Xcode -> Preferences -> Downloads

Under "Components", click to install "Command Line Tools"

GCC and Zlib though MacPorts

Assuming you have MacPorts installed, type:

sudo port selfupdate
sudo port install gcc48
sudo port install zlib

After the installation, you should find the compiler installed in /opt/local/bin/gcc-mp-4.8 and /opt/local/bin/g++-mp-4.8 as well as Zlib in /opt/local/lib/libz.dylib and /opt/local/include/zlib.h .

autoconf

wget http://ftp.gnu.org/gnu/autoconf/autoconf-2.69.tar.gz
tar -zxvf autoconf-2.69.tar.gz
cd autoconf-2.69
./configure
make
make install

You can define an alternative installation directory by specifying --prefix=/path/to/installation/dir to configure (before calling make).

If installing in a directory other than those listed in $PATH, add the installation directory to $PATH:

export PATH=$PATH:/path/to/installation/dir

Tests

Usage tests can be run with the following command:

python ./tests/test_sortmerna.py
python ./tests/test_sortmerna_zlib.py

Make sure the data folder is in the same directory as test_sortmerna.py

Third-party libraries

Various features in SortMeRNA are dependent on third-party libraries, including:

  • ALP: computes statistical parameters for Gumbel distribution (K and Lambda)
  • CMPH: C Minimal Perfect Hashing Library
  • KSEQ: FASTA/FASTQ parser (including compressed files)
  • SSW: SIMD Smith-Waterman C/C++ Library

Wrappers and Packages

Galaxy

Thanks to Björn Grüning and Nicola Soranzo, an up-to-date Galaxy wrapper exists for SortMeRNA. Please visit Björn's github page for installation.

Debian

Thanks to the Debian Med team, SortMeRNA 2.0 is now a package in Debian. Thanks to Andreas Tille for the sortmerna and indexdb_rna man pages (version 2.0). These have been updated for 2.1 in the master repository.

GNU Guix

Thanks to Ben Woodcroft for adding SortMeRNA 2.1 to GNU Guix, find the package here.

QIIME

SortMeRNA 2.0 can be used in QIIME's pick_closed_reference_otus.py, pick_open_reference_otus.py and assign_taxonomy.py scripts.

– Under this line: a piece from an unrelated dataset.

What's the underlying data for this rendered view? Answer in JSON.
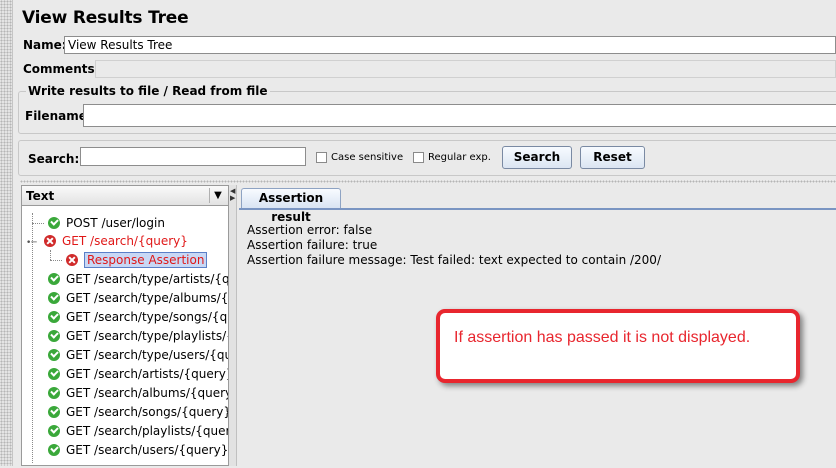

Note: At the moment, only 2.0 is compatible with QIIME.

Taxonomies

The folder rRNA_databases/silva_ids_acc_tax.tar.gz contains SILVA taxonomy strings (extracted from XML file generated by ARB) for each of the reference sequences in the representative databases. The format of the files is three tab-separated columns, the first being the reference sequence ID, the second being the accession number and the final column is the taxonomy.

Citation

If you use SortMeRNA, please cite: Kopylova E., Noé L. and Touzet H., "SortMeRNA: Fast and accurate filtering of ribosomal RNAs in metatranscriptomic data", Bioinformatics (2012), doi: 10.1093/bioinformatics/bts611.

Contributors

See AUTHORS for a list of contributors to this project.